As ferramentas digitais ficarão cada vez mais pessoais

A experiência de uso nunca foi tão importante para garantir o sucesso de uma ferramenta digital. Ter um aplicativo com funções complexas e capaz de realizar operações de alto nível não é mais o único pré-requisito para um novo produto atingir um grande número de pessoas. Hoje, usuários procuram apps que melhorem a sua experiência com a tecnologia, oferecendo uma plataforma agradável para a realização de tarefas cotidianas.

A realidade virtual vai ganhar uma nova cara

Os aparelhos com realidade virtual não são uma novidade para os aficionados em tecnologia. Pelo contrário: as soluções que buscam levar o virtual para o mundo real circulam pelas páginas de tecnologia há algumas décadas. Entretanto, foi somente nos últimos anos que equipamentos como o Oculus Rift passaram a ser comercialmente viáveis.

Isso aconteceu por dois fatores: preço e disponibilidade de conteúdo. Embora o primeiro item não possa mais ser visto como um fator crítico, o segundo será fundamental para garantir a  antecipada adoção em massa da realidade virtual. Diante disso, em 2016 o mercado espera uma série de novos produtos para a utilização da realidade virtual. Serão jogos, aplicativos e produtos multimídia que enriquecerão a forma como lidamos com o virtual, nos auxiliando no trabalho e nos momentos de diversão.

A nuvem se expandirá como ferramenta comercial

O cloud computing já é uma realidade para diversas empresas. Entretanto, ainda há muito para ser descoberto. Em 2016, empresas devem incorporar as soluções na nuvem a diversos setores. Isso poderá ser feito por meio de CRMs e ERPs de execução via web, serviços de armazenamento remoto e até sistemas de Big Data.

Com isso, mais companhias utilizarão a grande escalabilidade, segurança e baixo custo de investimento da computação na nuvem como uma forma de inovar e ser mais competitivas sem comprometer as suas receitas orçamentárias. Isso poderá acontecer por meio de soluções híbridas ou com estratégias agressivas, em que a maior parte dos sistemas internos de uma empresa são migrados para um servidor remoto.

Um ano de amadurecimento e inovação

2016 promete ser um dos anos mais importantes para a tecnologia. Não pelos novos produtos que deverão chegar no mercado, mas por aquilo que as empresas do ramo farão com as soluções que já têm.
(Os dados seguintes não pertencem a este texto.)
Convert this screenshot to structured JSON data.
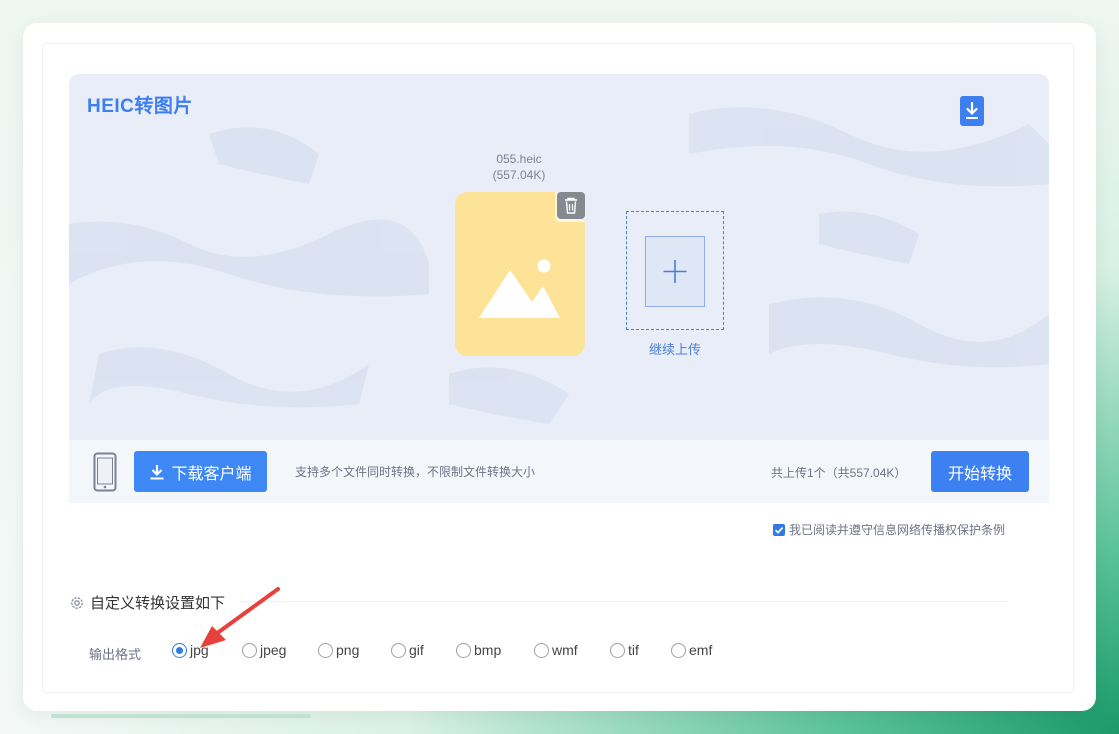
{
  "tool": {
    "title": "HEIC转图片"
  },
  "file": {
    "name": "055.heic",
    "size": "(557.04K)"
  },
  "upload": {
    "add_label": "继续上传"
  },
  "bottom": {
    "client_button": "下载客户端",
    "support_text": "支持多个文件同时转换，不限制文件转换大小",
    "count_text": "共上传1个（共557.04K）",
    "start_button": "开始转换"
  },
  "agree": {
    "text": "我已阅读并遵守信息网络传播权保护条例",
    "checked": true
  },
  "settings": {
    "title": "自定义转换设置如下"
  },
  "format": {
    "label": "输出格式",
    "options": [
      "jpg",
      "jpeg",
      "png",
      "gif",
      "bmp",
      "wmf",
      "tif",
      "emf"
    ],
    "selected": "jpg"
  },
  "colors": {
    "accent": "#3d80f2",
    "file_icon": "#fde397",
    "annotation_arrow": "#e8403a"
  }
}
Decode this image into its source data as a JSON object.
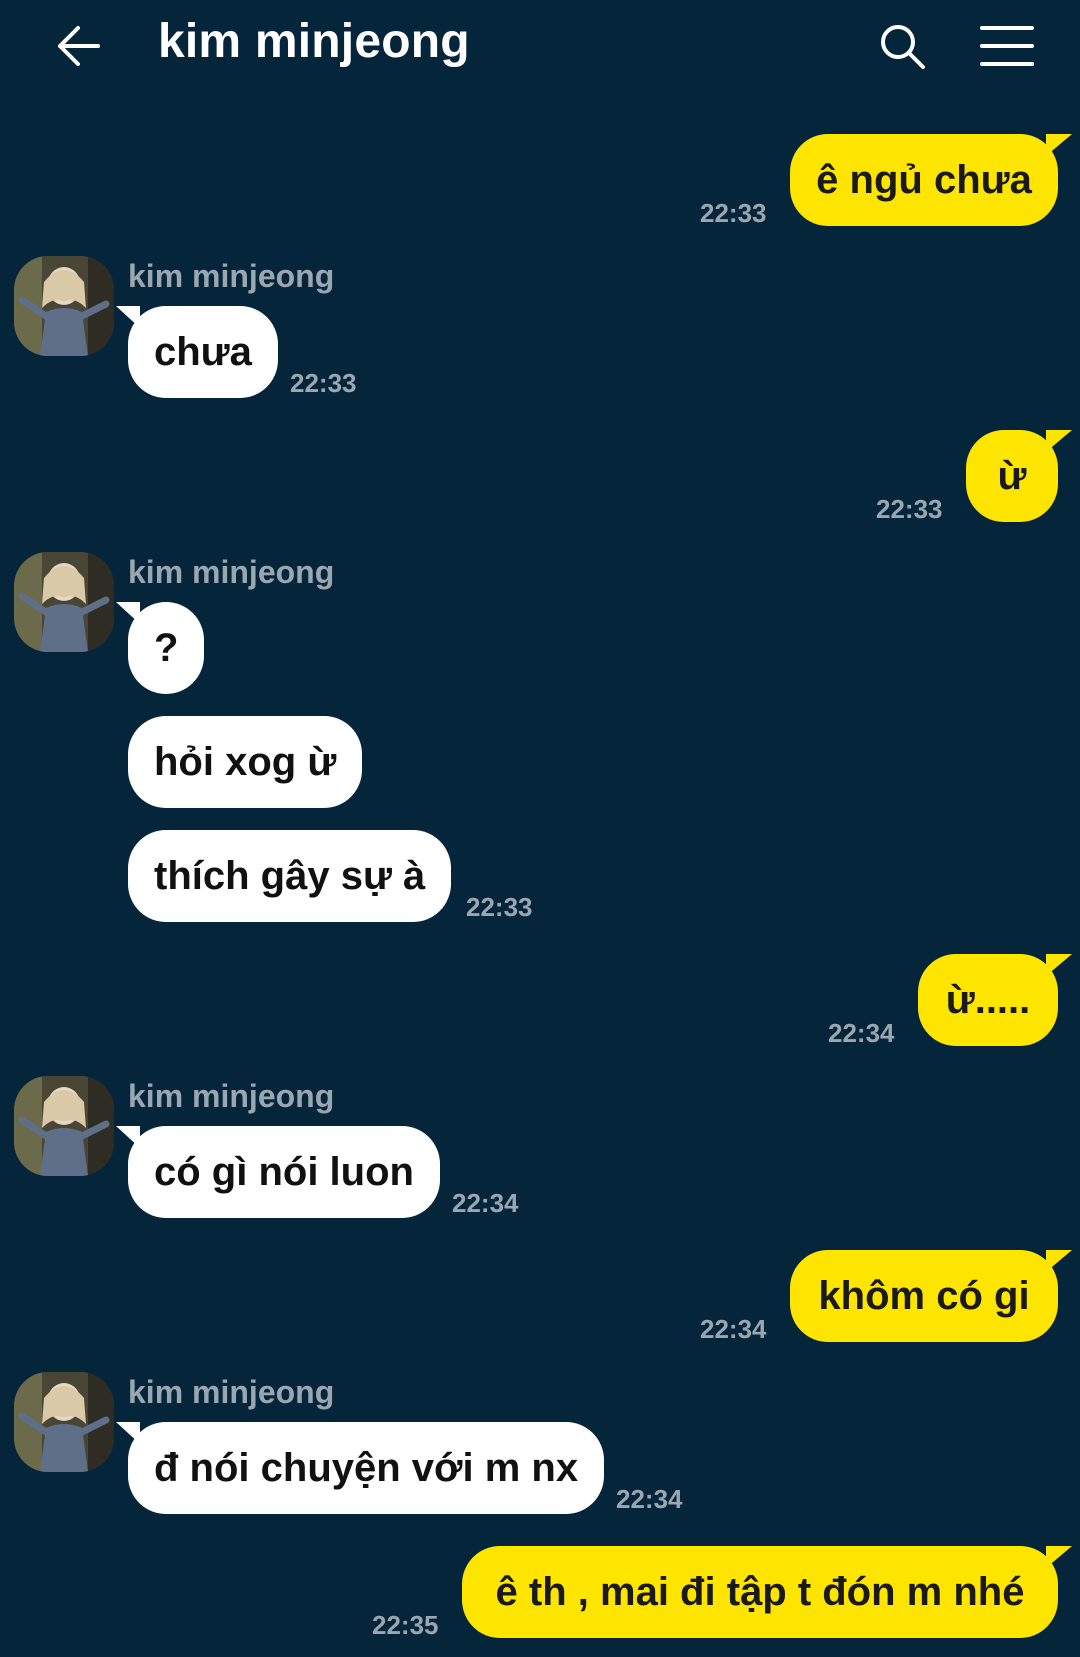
{
  "header": {
    "title": "kim minjeong",
    "back_icon": "arrow-left-icon",
    "search_icon": "search-icon",
    "menu_icon": "hamburger-menu-icon"
  },
  "colors": {
    "background": "#05253a",
    "outgoing_bubble": "#fee500",
    "incoming_bubble": "#ffffff",
    "timestamp": "#9aa7b1"
  },
  "contact": {
    "name": "kim minjeong"
  },
  "messages": [
    {
      "direction": "out",
      "text": "ê ngủ chưa",
      "time": "22:33"
    },
    {
      "direction": "in",
      "text": "chưa",
      "time": "22:33"
    },
    {
      "direction": "out",
      "text": "ừ",
      "time": "22:33"
    },
    {
      "direction": "in",
      "text": "?",
      "time": ""
    },
    {
      "direction": "in",
      "text": "hỏi xog ừ",
      "time": ""
    },
    {
      "direction": "in",
      "text": "thích gây sự à",
      "time": "22:33"
    },
    {
      "direction": "out",
      "text": "ừ.....",
      "time": "22:34"
    },
    {
      "direction": "in",
      "text": "có gì nói luon",
      "time": "22:34"
    },
    {
      "direction": "out",
      "text": "khôm có gi",
      "time": "22:34"
    },
    {
      "direction": "in",
      "text": "đ nói chuyện với m nx",
      "time": "22:34"
    },
    {
      "direction": "out",
      "text": "ê th , mai đi tập t đón m nhé",
      "time": "22:35"
    }
  ]
}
O sucesso de tendências como Big Data, Internet das Coisas e aprendizado de máquina dependerá da forma como as empresas irão lidar com elas durante o ano. Cada companhia deverá encontrar novas formas de trabalhar com novos produtos para agregar valor a dispositivos e ferramentas virtuais. Nesse cenário, quem conseguir trabalhar com múltiplas plataformas poderá atingir um grande público e, com isso, ter mais sucesso comercial.

No ambiente corporativo, o gestor de TI será o grande agente de inovação empresarial. Ele deverá entender e identificar quais novidades poderão ser integradas nas estratégias da empresa. Com isso, a tecnologia poderá empenhar um papel mais disruptivo nas relações e operações corporativas do dia a dia, auxiliando colaboradores a vencerem desafios mais ousados.